Chemical regulation bill prompted by PFOA contamination advances in Legislature

BENNINGTON — A bill regulating toxic substances in Vermont that was prompted by PFOA contamination of wells in Bennington is moving toward possible adoption in the Legislature.

S.103 has cleared the Senate with some additions proposed in the House, and supporters hope it will be approved without significant changes, said Sen. Brian Campion, D-Bennington.

He and fellow Bennington County Democrat, Sen. Dick Sears, are sponsors of the legislation.

The bill also passed the Senate last session before being sent back by the House with recommendations, the lawmakers said.

Additionally, a controversial provision on liability for businesses that use toxic or hazardous materials was stripped out before the bill was sent to the House and now is being considered separately, in S.197. That bill last week cleared the Senate Judiciary Committee, which Sears chairs, but it faces strong opposition from lobbyists and organizations representing industries.

The original bill followed discovery in early 2016 of widespread PFOA (perfluorooctanoic acid) contamination of wells in Bennington, believed by the state to emanate from stack exhaust from two former ChemFab Corp. factories.

S.103 establishes an Interagency Committee on Chemical Management, including a member of the House and Senate; the secretaries of the Natural Resources, Agriculture, Health, Labor, Public Safety and Commerce and Community Development departments, and the commissioner of information.

The provisions would take effect on July 1 if passed by the Legislature and signed by Gov. Phil Scott, but the governor has already formed the group, Campion said.

"I don't know what the House will do, but I hope they concur with our work so we can get it to the governor soon," Campion said Friday. "This is an important bill for Vermonters, and I certainly hope his signs it."

He added: "The working group was established by executive order [of the governor] over the summer. Our bill puts the group in statute, so it will continue no matter who is in the governor's office."

The Committee on Chemical Management would have a citizen advisory panel with expertise in chemical management and health; review federal action under the Toxic Substances Control Act and its effects on Vermont law, and annually review chemical inventories to identify unregulated chemicals of concern.

And the committee would report annually to the Legislature regarding chemical inventories and recommend rules or legislation to reduce the effects on health or the environment.

Reporting requirements

The committee is required in its first report to the Legislature to recommend legislation to establish a centralized electronic chemical reporting system for businesses and for citizens to review the data.

The group also is required to amend state record-keeping and reporting requirements about chemical use, including thresholds for reporting, persons subject to record-keeping and ways to streamline reporting.

And the bill requires the group to recommend on amending the Toxic Use and Hazardous Waste Reduction Program, including which chemicals should be reported, reporting thresholds and the information to be submitted.

Groundwater testing

The legislation requires any new groundwater source to be tested by the owner or the entity that controls the source for specified chemicals prior to use as a well.

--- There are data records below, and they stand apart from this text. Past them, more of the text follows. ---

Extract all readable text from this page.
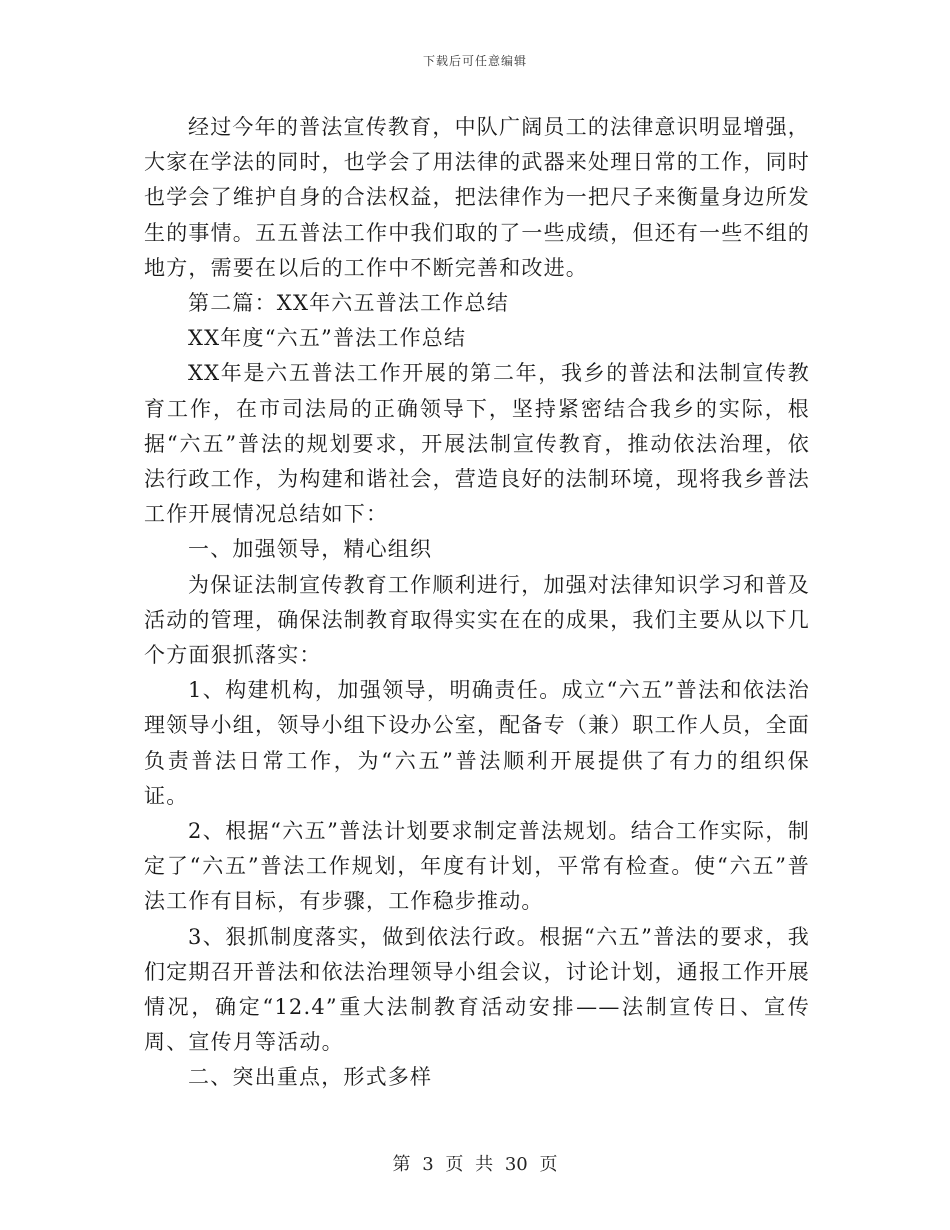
下载后可任意编辑

经过今年的普法宣传教育，中队广阔员工的法律意识明显增强，大家在学法的同时，也学会了用法律的武器来处理日常的工作，同时也学会了维护自身的合法权益，把法律作为一把尺子来衡量身边所发生的事情。五五普法工作中我们取的了一些成绩，但还有一些不组的地方，需要在以后的工作中不断完善和改进。

第二篇：XX年六五普法工作总结

XX年度“六五”普法工作总结

XX年是六五普法工作开展的第二年，我乡的普法和法制宣传教育工作，在市司法局的正确领导下，坚持紧密结合我乡的实际，根据“六五”普法的规划要求，开展法制宣传教育，推动依法治理，依法行政工作，为构建和谐社会，营造良好的法制环境，现将我乡普法工作开展情况总结如下：

一、加强领导，精心组织

为保证法制宣传教育工作顺利进行，加强对法律知识学习和普及活动的管理，确保法制教育取得实实在在的成果，我们主要从以下几个方面狠抓落实：

1、构建机构，加强领导，明确责任。成立“六五”普法和依法治理领导小组，领导小组下设办公室，配备专（兼）职工作人员，全面负责普法日常工作，为“六五”普法顺利开展提供了有力的组织保证。

2、根据“六五”普法计划要求制定普法规划。结合工作实际，制定了“六五”普法工作规划，年度有计划，平常有检查。使“六五”普法工作有目标，有步骤，工作稳步推动。

3、狠抓制度落实，做到依法行政。根据“六五”普法的要求，我们定期召开普法和依法治理领导小组会议，讨论计划，通报工作开展情况，确定“12.4”重大法制教育活动安排——法制宣传日、宣传周、宣传月等活动。

二、突出重点，形式多样

第 3 页 共 30 页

Among chemicals to be tested for are arsenic, lead, uranium, gross alpha radiation; total coliform bacteria, nitrate, fluoride and manganese.

The Agency of Natural Resources could require additional testing, including by area of the state, and the agency will adopt rules on how to implement the testing requirements, including when to test and who is authorized to test.

Children's products

Among changes added in the House, Campion said, are a requirement for manufacturers of children's products containing a chemical of concern to children to report the brand name, product model and product code if available. And the bill allows the commissioner of health to add a new chemical to the list on the basis of independent peer reviewed research.

The commissioner also could restrict the sale of or require the labeling of a children's product containing a chemical of concern after consulting with the working group.